Potrebbe bastare anche questo, la rappresentazione scenografica delle nostre città sempre più asfittiche, prive di sentimenti, di emozioni da offrire, poiché essere città d’arte, non sempre corrisponde ad essere città accogliente, cosmopolita. Servono i luoghi di cerniera sociale sempre più necessari nel mettere in contatto tra loro e giammai in urto popolazioni di posti e luoghi differenti, di religioni diverse, di condizioni di classe opposte. Ecco, cosa insegna la morte di Karim, il riaffermarsi al contrario della demagogia dello scontro, della superiorità della razza e del potere d’acquisto. Tutto questo poi, produce fenomeni di rarefazione urbana e disintegrazione dei rapporti sociali all’interno di un contenitore più ampio che è quello della sofferenza urbana sul quale si riflettono problematiche nuove, legate alle migrazioni o alla globalizzazione, oltre alla trasformazione del tessuto urbano. La città pone dei problemi rispetto a delle popolazioni sofferenti per malattia, per esclusione, per marginalizzazione, per stigmatizzazione.
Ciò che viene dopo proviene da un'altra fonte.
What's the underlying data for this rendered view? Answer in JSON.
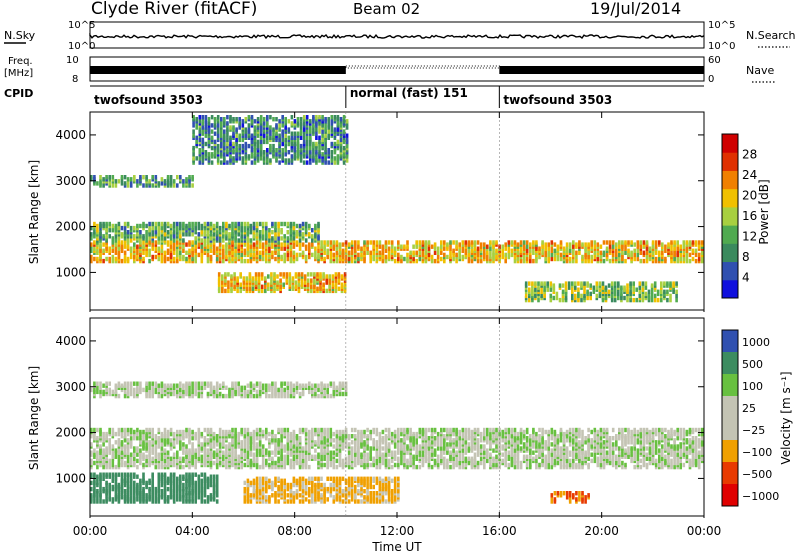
{
  "header": {
    "station": "Clyde River (fitACF)",
    "beam": "Beam 02",
    "date": "19/Jul/2014"
  },
  "top_panel": {
    "left_label": "N.Sky",
    "right_label": "N.Search",
    "left_ticks": [
      "10^5",
      "10^0"
    ],
    "right_ticks": [
      "10^5",
      "10^0"
    ]
  },
  "freq_panel": {
    "left_label_1": "Freq.",
    "left_label_2": "[MHz]",
    "left_ticks": [
      "10",
      "8"
    ],
    "right_label": "Nave",
    "right_ticks": [
      "60",
      "0"
    ]
  },
  "cpid_panel": {
    "label": "CPID",
    "segments": [
      {
        "name": "twofsound 3503",
        "start": 0,
        "end": 10
      },
      {
        "name": "normal (fast) 151",
        "start": 10,
        "end": 16
      },
      {
        "name": "twofsound 3503",
        "start": 16,
        "end": 24
      }
    ]
  },
  "colors": {
    "power_scale": [
      "#1010dd",
      "#3050b0",
      "#3a8a5e",
      "#50aa50",
      "#a8d040",
      "#f0c000",
      "#f08000",
      "#e03000",
      "#d00000"
    ],
    "velocity_scale": [
      "#e00000",
      "#e83a00",
      "#f0a000",
      "#c4c4b4",
      "#c4c4b4",
      "#68c040",
      "#3c8c60",
      "#3050b0"
    ]
  },
  "chart_data": [
    {
      "type": "heatmap",
      "name": "power",
      "title": "",
      "xlabel": "Time UT",
      "ylabel": "Slant Range [km]",
      "xlim": [
        0,
        24
      ],
      "ylim": [
        180,
        4500
      ],
      "x_ticks": [
        "00:00",
        "04:00",
        "08:00",
        "12:00",
        "16:00",
        "20:00",
        "00:00"
      ],
      "y_ticks": [
        1000,
        2000,
        3000,
        4000
      ],
      "colorbar": {
        "label": "Power [dB]",
        "range": [
          0,
          32
        ],
        "ticks": [
          4,
          8,
          12,
          16,
          20,
          24,
          28
        ]
      },
      "bands": [
        {
          "range_km": [
            1250,
            1700
          ],
          "hours": [
            0,
            24
          ],
          "level": 20
        },
        {
          "range_km": [
            1700,
            2100
          ],
          "hours": [
            0,
            9
          ],
          "level": 12
        },
        {
          "range_km": [
            600,
            1000
          ],
          "hours": [
            5,
            10
          ],
          "level": 20
        },
        {
          "range_km": [
            2900,
            3100
          ],
          "hours": [
            0,
            4
          ],
          "level": 10
        },
        {
          "range_km": [
            3400,
            4400
          ],
          "hours": [
            4,
            10
          ],
          "level": 8
        },
        {
          "range_km": [
            400,
            800
          ],
          "hours": [
            17,
            23
          ],
          "level": 14
        }
      ]
    },
    {
      "type": "heatmap",
      "name": "velocity",
      "title": "",
      "xlabel": "Time UT",
      "ylabel": "Slant Range [km]",
      "xlim": [
        0,
        24
      ],
      "ylim": [
        180,
        4500
      ],
      "x_ticks": [
        "00:00",
        "04:00",
        "08:00",
        "12:00",
        "16:00",
        "20:00",
        "00:00"
      ],
      "y_ticks": [
        1000,
        2000,
        3000,
        4000
      ],
      "colorbar": {
        "label": "Velocity [m s⁻¹]",
        "tick_labels": [
          "1000",
          "500",
          "100",
          "25",
          "−25",
          "−100",
          "−500",
          "−1000"
        ]
      },
      "bands": [
        {
          "range_km": [
            1250,
            2100
          ],
          "hours": [
            0,
            24
          ],
          "velocity": 0
        },
        {
          "range_km": [
            500,
            1000
          ],
          "hours": [
            6,
            12
          ],
          "velocity": -150
        },
        {
          "range_km": [
            500,
            1100
          ],
          "hours": [
            0,
            5
          ],
          "velocity": 300
        },
        {
          "range_km": [
            500,
            700
          ],
          "hours": [
            18,
            19.5
          ],
          "velocity": -500
        },
        {
          "range_km": [
            2800,
            3100
          ],
          "hours": [
            0,
            10
          ],
          "velocity": 0
        }
      ]
    }
  ]
}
Ecco, Karim, nonostante abbia vissuto solo dieci anni, è la sommatoria di tutto questo. È lo scarto che noi abbiamo prodotto e buttato nel cestino mentale della nostra orrenda indifferenza. Karim è, la nostra non coscienza, ovvero tutto quello che noi trasliamo nell’altro, rifuggendo così dall’essere osservati per quello che siamo veramente, come l’essere un popolo fortemente violento nei confronti del corpo delle donne e dei bambini per esempio. Rovesciando come un pedalino la nostra coscienza che diventa non coscienza di se, sistemiamo nella costruzione sociale dell’altro tutto il marcio che rimuoviamo dall’armadio della biancheria sporca del nostro Io, per ripresentarci giudizi della condotta immorale degli altri, ovvero, in poche parole, semplicemente della nostra. Siamo incapaci di saperci affrontare—è questo è uno dei presupposti del riconoscimento negato all’altro — perché abbiamo paura del nostro stesso Io. In questo scenario drammatico, la morte di Karim altro non è che un effetto collaterale di un sistema di produzione e scarto delle merci che ha oramai inglobato da anni anche parte di esseri umani, e tra loro gli ultimi, le vite da scarto come quella di Karim.